For some reason, I could not seem to get any lift on my golf ball; hitting a screaming line drive between third and short is good if you’re playing baseball. Playing golf and hitting the same screaming line drive fifteen feet while nervously hoping your golf instructor is not watching is bad.
How bad? Bad enough to make your navel pucker.
My head instantly spun around like the doll on “Bride of Chuckie,” searching for the omnipresent golf instructor. Whew—coast was clear. The dude was down range.
“Okay, I have an idea,” I said to the three classmates on my left. “Every time I shank a shot, I’m going to whistle. When you hear me whistle, distract Ron with a question or two so he won’t notice my duff and come talk to me.”
The three amigos giggled.
It didn’t take long for me to perform whistle while you golf.
Ball on tee. Practice swing. Step up to golf ball. So far, so good.
And then it all went to bogey in a Longaberger basket.
I twisted, turned, dropped my left shoulder, lifted my head, and to top it all off—my weight was not shifted properly. Seventy-five percent of me was supposed to be “coming around the bend,” but somewhere between the practice swing and my actual swing, part of me was left behind.

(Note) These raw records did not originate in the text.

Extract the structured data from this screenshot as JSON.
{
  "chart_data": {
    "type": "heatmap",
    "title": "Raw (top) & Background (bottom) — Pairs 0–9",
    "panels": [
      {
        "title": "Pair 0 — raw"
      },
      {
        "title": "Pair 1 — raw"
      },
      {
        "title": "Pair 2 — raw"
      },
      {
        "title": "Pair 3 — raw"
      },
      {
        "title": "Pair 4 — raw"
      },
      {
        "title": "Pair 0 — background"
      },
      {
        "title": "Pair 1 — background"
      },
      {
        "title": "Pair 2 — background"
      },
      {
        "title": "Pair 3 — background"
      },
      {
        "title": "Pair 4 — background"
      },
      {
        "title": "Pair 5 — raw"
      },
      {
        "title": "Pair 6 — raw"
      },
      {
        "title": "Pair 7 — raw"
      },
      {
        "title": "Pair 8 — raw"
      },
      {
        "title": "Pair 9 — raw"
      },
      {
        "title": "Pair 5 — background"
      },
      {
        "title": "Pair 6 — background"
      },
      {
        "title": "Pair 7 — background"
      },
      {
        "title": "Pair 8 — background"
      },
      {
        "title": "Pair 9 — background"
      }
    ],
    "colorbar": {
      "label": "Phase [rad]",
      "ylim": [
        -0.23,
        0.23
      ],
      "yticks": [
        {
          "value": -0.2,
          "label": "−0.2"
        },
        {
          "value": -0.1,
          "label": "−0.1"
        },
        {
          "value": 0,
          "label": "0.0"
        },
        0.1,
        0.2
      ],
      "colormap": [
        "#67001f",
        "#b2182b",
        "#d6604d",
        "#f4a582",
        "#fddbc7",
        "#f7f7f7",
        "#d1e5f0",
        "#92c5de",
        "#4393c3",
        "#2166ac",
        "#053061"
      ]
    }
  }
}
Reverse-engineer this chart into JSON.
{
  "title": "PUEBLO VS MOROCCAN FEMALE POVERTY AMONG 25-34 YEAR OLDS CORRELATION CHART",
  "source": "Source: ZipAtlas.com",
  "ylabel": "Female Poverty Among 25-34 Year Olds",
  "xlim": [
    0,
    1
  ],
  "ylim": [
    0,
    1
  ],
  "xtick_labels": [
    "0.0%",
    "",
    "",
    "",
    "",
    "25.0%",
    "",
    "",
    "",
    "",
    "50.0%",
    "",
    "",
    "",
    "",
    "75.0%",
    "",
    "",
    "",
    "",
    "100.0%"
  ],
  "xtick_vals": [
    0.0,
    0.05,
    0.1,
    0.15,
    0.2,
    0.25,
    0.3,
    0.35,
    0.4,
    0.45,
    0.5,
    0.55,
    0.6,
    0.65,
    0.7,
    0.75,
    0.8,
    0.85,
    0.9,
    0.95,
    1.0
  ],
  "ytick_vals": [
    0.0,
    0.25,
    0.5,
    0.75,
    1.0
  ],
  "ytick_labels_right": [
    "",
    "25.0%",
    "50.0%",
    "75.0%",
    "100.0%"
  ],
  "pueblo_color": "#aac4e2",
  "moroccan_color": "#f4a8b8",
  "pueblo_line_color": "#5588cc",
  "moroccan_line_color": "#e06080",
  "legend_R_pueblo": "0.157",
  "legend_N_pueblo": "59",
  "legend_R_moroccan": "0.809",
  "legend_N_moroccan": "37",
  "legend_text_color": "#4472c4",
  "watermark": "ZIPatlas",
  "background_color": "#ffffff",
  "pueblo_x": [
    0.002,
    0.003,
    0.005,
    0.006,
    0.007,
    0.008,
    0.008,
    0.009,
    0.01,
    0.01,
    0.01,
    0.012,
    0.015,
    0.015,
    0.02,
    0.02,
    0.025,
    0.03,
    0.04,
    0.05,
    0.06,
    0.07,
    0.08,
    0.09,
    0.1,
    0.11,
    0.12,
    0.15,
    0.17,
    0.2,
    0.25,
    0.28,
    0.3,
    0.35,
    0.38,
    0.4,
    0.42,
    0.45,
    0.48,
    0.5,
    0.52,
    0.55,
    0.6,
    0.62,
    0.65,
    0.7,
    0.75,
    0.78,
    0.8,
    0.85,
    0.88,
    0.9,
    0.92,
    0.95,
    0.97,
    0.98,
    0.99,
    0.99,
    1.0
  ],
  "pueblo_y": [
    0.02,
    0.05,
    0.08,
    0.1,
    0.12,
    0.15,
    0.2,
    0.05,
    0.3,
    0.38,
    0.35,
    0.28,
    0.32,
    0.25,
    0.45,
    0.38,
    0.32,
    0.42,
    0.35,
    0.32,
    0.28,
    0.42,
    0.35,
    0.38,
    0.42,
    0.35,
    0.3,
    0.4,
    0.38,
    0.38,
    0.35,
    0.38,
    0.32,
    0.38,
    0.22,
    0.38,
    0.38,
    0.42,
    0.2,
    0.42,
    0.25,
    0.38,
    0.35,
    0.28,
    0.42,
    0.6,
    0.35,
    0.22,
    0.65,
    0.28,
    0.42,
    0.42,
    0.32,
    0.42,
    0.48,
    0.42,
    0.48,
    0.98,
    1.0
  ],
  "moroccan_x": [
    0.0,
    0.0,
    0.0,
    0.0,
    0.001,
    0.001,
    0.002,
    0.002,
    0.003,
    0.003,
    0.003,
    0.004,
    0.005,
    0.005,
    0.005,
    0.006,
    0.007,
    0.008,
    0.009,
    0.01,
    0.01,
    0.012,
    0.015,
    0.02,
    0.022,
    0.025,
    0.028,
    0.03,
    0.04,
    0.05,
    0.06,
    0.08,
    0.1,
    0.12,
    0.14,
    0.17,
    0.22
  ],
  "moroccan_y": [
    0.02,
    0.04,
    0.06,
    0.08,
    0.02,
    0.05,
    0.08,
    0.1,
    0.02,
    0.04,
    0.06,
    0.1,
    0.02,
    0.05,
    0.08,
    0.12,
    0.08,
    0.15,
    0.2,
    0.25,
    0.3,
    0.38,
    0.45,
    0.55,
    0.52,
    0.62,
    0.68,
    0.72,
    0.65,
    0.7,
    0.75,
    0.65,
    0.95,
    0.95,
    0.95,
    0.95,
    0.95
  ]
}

In an effort to make up for the lost pounds, my arms swung wildly, the club entering and exiting the hitting zone before my hands made “contact” with the ball. It dribbled off the tee and came to a peaceful stop five feet in front of me.
“Heigh-ho, heigh-ho, it’s off to golf I go.”
The tune “Whistle While You Work” was heard, interspersed with giggling from my driving range homies.
No words. No, “Kraig, what I’d like you to try next…” No, “Class, what I’ve noticed some of you doing…”
The silence was golden.
I completed another practice swing and gave it another shot. It was almost a perfect duplication of the previous shot.
“Hey, at least it went straight,” offered my observant instructor Ron as he kept walking.
“Crud, I forgot to whistle!”
Uhhh, you know that if your golf instructor reads this that you’ve blown your cover. You’re gonna have to cough or — yikes — sing instead.
Thanks for the tip on the putting drill. Gonna try that one.